Torn was married to actress Ann Wedgeworth from 1956 to 1961, with whom he had a daughter, Danae Torn. They divorced and he later married the Oscar-winning actress Geraldine Page. Page and Torn remained married until her death in 1987. They had three children: Tony Torn, Jon Torn and actress Angelica Torn. Torn apparently delighted in the fact that their country estate was called Torn Page. He is married to actress Amy Wright with whom he has two children, Katie and Claire. Katie Torn is an accomplished painter and video artist.

In January 2004, Torn was arrested for drunk driving after colliding with a taxi in New York City. Video of his arrest in which he curses at officers and angrily refuses a breathalyzer test was aired on television news outlets. In October 2004, a jury acquitted Torn of any wrongdoing. In December 2006, Torn was again arrested for drunk driving in North Salem, New York after colliding with a tractor trailer. In April 2007, Torn pled guilty and agreed to have his license suspended for 90 days and pay a $380 fine.

On-set conflicts

While filming Maidstone, Torn, apparently unhappy with the film, struck director and star of the film Norman Mailer three times in the head with a hammer. With the camera rolling, Mailer bit Torn's ear and they wrestled to the ground. The fight continued until it was broken up by cast and crew members as Mailer's children screamed in the background. The fight is featured in the film. Although the scene may have been planned by Torn, the blood shed by both actors is real and Torn was reportedly truly outraged by Mailer's direction.

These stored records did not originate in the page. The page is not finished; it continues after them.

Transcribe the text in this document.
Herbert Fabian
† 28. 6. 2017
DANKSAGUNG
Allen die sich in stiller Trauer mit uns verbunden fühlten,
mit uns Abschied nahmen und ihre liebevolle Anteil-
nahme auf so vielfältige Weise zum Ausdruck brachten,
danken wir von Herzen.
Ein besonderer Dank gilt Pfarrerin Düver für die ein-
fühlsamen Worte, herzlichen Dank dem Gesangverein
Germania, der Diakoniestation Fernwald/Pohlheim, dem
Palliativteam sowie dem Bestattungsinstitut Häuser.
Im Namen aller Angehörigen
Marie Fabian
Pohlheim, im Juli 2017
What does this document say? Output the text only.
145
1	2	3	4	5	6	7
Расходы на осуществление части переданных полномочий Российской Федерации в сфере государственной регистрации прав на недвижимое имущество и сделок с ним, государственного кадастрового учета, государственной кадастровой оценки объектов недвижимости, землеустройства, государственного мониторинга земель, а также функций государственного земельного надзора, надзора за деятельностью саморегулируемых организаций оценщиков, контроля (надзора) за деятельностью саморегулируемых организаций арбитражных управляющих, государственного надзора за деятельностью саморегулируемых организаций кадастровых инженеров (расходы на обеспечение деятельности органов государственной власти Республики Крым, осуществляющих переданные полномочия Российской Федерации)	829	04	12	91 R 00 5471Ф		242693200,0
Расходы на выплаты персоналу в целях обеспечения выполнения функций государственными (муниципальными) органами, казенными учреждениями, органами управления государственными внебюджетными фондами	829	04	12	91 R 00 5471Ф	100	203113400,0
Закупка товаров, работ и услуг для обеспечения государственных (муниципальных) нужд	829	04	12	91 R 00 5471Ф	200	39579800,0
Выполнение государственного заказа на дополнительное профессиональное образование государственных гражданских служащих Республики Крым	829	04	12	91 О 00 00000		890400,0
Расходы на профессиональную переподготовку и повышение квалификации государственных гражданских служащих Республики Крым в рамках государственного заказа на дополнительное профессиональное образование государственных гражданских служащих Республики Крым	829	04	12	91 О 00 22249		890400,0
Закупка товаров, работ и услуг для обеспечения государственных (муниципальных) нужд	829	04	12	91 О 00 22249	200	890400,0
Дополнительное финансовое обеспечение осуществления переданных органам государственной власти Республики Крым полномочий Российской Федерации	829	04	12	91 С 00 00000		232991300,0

In 1999, Torn filed a defamation lawsuit against Dennis Hopper over a story Hopper told on The Tonight Show with Jay Leno. Hopper claimed that Torn pulled a knife on him during pre-production of the film Easy Rider. According to Hopper, Torn was originally cast in the film but was replaced with Jack Nicholson after the incident. According to Torn's suit, it was actually Hopper who pulled the knife on him. A judge ruled in Torn's favor and Hopper was ordered to pay $475,000 in damages. Hopper then appealed but the judge again ruled in Torn's favor and Hopper was required to pay another $475,000 in punitive damages.